Les boîtes de nuit vont-elles rouvrir et sont-elles devenues ringardes ?

Les patrons des établissements du monde de la nuit et les DJ attendent que le gouvernement leur donne une date officielle pour la réouverture des discothèques. Mais a-t-on envie de retourner dans les boîtes de nuit ?

La musique forte qui empêche de parler, les consommations chères, sans compter que les femmes ne se sentent plus en sécurité pour faire la fête, tout cela fait que « Je ne vais pas en boite car je ne veux plus me faire accoster par un homme saoûl », explique une lectrice. On se pose la question de l’utilité des boîtes de nuit.

Ça  n’a pas un côté vieux et ringard les boîtes de nuit ?

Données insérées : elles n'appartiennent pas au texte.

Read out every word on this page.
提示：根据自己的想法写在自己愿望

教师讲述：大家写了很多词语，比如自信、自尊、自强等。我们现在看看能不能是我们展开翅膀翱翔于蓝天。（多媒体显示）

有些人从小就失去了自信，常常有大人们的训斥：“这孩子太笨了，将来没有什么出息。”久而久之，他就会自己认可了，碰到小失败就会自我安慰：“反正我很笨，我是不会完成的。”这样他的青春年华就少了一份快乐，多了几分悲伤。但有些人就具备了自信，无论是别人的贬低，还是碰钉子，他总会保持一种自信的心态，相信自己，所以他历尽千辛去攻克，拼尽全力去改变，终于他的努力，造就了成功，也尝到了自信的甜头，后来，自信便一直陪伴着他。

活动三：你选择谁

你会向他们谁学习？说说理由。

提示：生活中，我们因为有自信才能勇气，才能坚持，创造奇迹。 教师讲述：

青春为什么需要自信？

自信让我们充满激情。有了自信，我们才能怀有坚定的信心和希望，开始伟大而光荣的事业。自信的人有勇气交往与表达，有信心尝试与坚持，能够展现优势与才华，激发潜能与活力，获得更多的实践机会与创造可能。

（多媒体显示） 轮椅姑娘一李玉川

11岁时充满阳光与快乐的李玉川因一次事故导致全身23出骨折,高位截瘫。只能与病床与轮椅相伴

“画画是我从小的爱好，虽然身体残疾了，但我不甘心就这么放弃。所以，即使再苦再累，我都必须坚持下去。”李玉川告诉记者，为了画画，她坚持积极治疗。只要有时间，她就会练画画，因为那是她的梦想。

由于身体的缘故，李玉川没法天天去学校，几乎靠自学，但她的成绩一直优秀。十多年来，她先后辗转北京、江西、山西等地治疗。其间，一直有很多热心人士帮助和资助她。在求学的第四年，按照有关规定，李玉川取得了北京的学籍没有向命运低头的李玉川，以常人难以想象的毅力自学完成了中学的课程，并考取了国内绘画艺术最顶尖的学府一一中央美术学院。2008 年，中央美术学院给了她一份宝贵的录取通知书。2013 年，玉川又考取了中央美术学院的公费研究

Pour les 20-25 ans, la boîte de nuit est dépassée, avec cette image du « Night-Club » que les moins de 25 ans ne connaissent pas. En France, en 2015, il y avait 2000 boîtes de nuit contre le double il y a 35 ans. Pourquoi ? Le prix d’entrée élevé, les videurs qui font les malins, et les clients qui sont trop nombreux parfois dans de petites salles, sans compter l’odeur de la transpiration…..

La fête à domicile

Plus besoin d’aller en boîte pour profiter des talents d’un DJ. Ceux qui veulent faire la fête lancent une playlist ou un mix YouTube d’un des plus grands Dee-Jay de la planète à la maison. Ça ne coûte rien. Les moins de 30 ans se retrouvent entre amis à la maison avec une table bien remplie pour l’apéro. « La fête à domicile marche de mieux en mieux», remarque Marie, une étudiante stéphanoise. « Ça coûte très cher de sortir. Et il faut payer un taxi pour revenir si on décide de boire ». Aujourd’hui, Marie préfère se retrouver à la maison avec les amis. « On a l’habitude d’aller acheter des bouteilles à la supérette du coin, on lance de la bonne musique, on discute et on s’amuse beaucoup ». La jeune étudiante explique que les amis restent dormir à la maison. « Parfois on finit avec un film sur netflix, c’est la meilleure façon de s’amuser avec les potes qui s’invitent sans dépenser un euro ».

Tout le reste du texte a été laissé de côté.